Earlier, hundreds of worshipers, priests and nuns gathered  in the ruins of Notre Dame cathedral in Port-au-Prince for the  funeral of Roman Catholic Archbishop Joseph Serge Miot and  Vicar General Charles Benoit, both of whom died in the quake  that demolished swathes of the coastal capital. 
 
“What we lost we can’t get back. It is not the rich who  have lost, or the poor, we are all together,” said Leon Sejour,  a seminarian who travelled from Cap Haitien in the north.  

As he left the archbishop’s funeral, President Rene Preval  was jostled and mobbed by people angry about the slow delivery  of aid. A few youths shouted for him to quit. 
 
Authorities said they had collected around 120,000 bodies of earthquake victims, but the final toll could be higher.
“We are now in the process of going round the funeral homes to count, but that could add some tens of thousands more,”  Culture and Communications Minister Marie-Laurence Jocelyn  Lassegue said. Authorities have been burying the dead in mass graves.  

Hunt for food, cash  
UN officials said rescue teams had saved more than 130 people since the earthquake, but the focus was turning to  medical and food assistance for survivors and finding bodies.  
 

A woman looks at coffins of Archbishop Joseph Serge Miot and Vicar General Charles during their funeral outside the cathedral in Port-au-Prince yesterday. (Reuters/Eliana Aponte)

In the gardens of the prime minister’s office, the  International Committee of the Red Cross delivered a tanker of  drinking water to quake victims in makeshift tents.  

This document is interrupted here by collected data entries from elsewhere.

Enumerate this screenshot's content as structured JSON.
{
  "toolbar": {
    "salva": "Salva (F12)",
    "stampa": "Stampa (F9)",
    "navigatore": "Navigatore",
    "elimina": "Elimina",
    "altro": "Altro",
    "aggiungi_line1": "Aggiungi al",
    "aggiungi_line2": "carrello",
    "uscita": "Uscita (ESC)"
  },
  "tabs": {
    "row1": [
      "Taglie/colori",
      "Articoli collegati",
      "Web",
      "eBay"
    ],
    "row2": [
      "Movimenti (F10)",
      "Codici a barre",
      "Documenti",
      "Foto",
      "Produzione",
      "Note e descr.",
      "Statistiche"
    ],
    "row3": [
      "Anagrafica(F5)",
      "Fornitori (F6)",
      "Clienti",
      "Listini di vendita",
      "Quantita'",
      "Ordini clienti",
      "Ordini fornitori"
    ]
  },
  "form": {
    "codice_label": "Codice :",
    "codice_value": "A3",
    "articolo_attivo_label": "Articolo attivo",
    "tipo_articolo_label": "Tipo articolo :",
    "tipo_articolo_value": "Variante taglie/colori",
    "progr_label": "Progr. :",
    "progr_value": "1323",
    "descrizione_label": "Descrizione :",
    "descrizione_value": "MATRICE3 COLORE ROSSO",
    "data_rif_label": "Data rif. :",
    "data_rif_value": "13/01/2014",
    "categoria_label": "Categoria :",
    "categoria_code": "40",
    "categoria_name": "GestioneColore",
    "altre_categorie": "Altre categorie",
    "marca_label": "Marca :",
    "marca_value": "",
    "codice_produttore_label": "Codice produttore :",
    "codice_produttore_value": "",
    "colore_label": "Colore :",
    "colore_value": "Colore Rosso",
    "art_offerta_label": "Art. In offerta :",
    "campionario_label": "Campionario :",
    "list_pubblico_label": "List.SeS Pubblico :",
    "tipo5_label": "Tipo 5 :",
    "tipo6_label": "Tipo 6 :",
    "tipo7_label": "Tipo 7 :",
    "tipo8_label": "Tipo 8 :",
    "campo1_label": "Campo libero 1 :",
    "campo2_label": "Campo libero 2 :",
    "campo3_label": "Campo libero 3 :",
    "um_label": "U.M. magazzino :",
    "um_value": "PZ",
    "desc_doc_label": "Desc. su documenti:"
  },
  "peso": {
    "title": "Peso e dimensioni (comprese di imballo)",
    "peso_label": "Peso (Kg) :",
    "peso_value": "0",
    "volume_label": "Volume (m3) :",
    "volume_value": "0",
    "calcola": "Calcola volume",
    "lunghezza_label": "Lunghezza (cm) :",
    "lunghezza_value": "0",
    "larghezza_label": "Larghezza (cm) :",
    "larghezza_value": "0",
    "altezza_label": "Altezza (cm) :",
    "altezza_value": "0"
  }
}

Survivors said they were still struggling to get food, with  scant deliveries of aid. “My wife is out today looking for  food,” said Dominique Tombeau, sitting under a blue tarpaulin.  “People are asking, when are the Americans coming to help?” 
 
Fruits and vegetables appeared plentiful in street stalls, but people said they they had little cash to buy them and prices were much higher than before the quake.
  
Up to 1.5 million Haitians lost their homes in the  earthquake.  
 To help the relief effort, dozens of celebrities raised  money in the “Hope for Haiti Now” telethon on major US  networks and cable channels on Friday night. The benefit was  organized by actor George Clooney and included performances by  Haitian-born singer Wyclef Jean, U2’s Bono and Madonna. 
 
Amid the grief, there were some indications the poor  Caribbean country was coming back to life. Haitians waited  outside banks reopening yesterday, eager to obtain cash to  buy food and essential supplies.
  
“There’s no work, there’s no jobs, God only knows what’s  going to happen,” teacher Myrtho Larco said.  
The US military contingent has been flying in supplies,  evacuating the seriously wounded and protecting aid  distribution points since the day after the quake.  

The United Nations is adding 2,000 troops and 1,500 police  to its 9,000-member peacekeeping mission.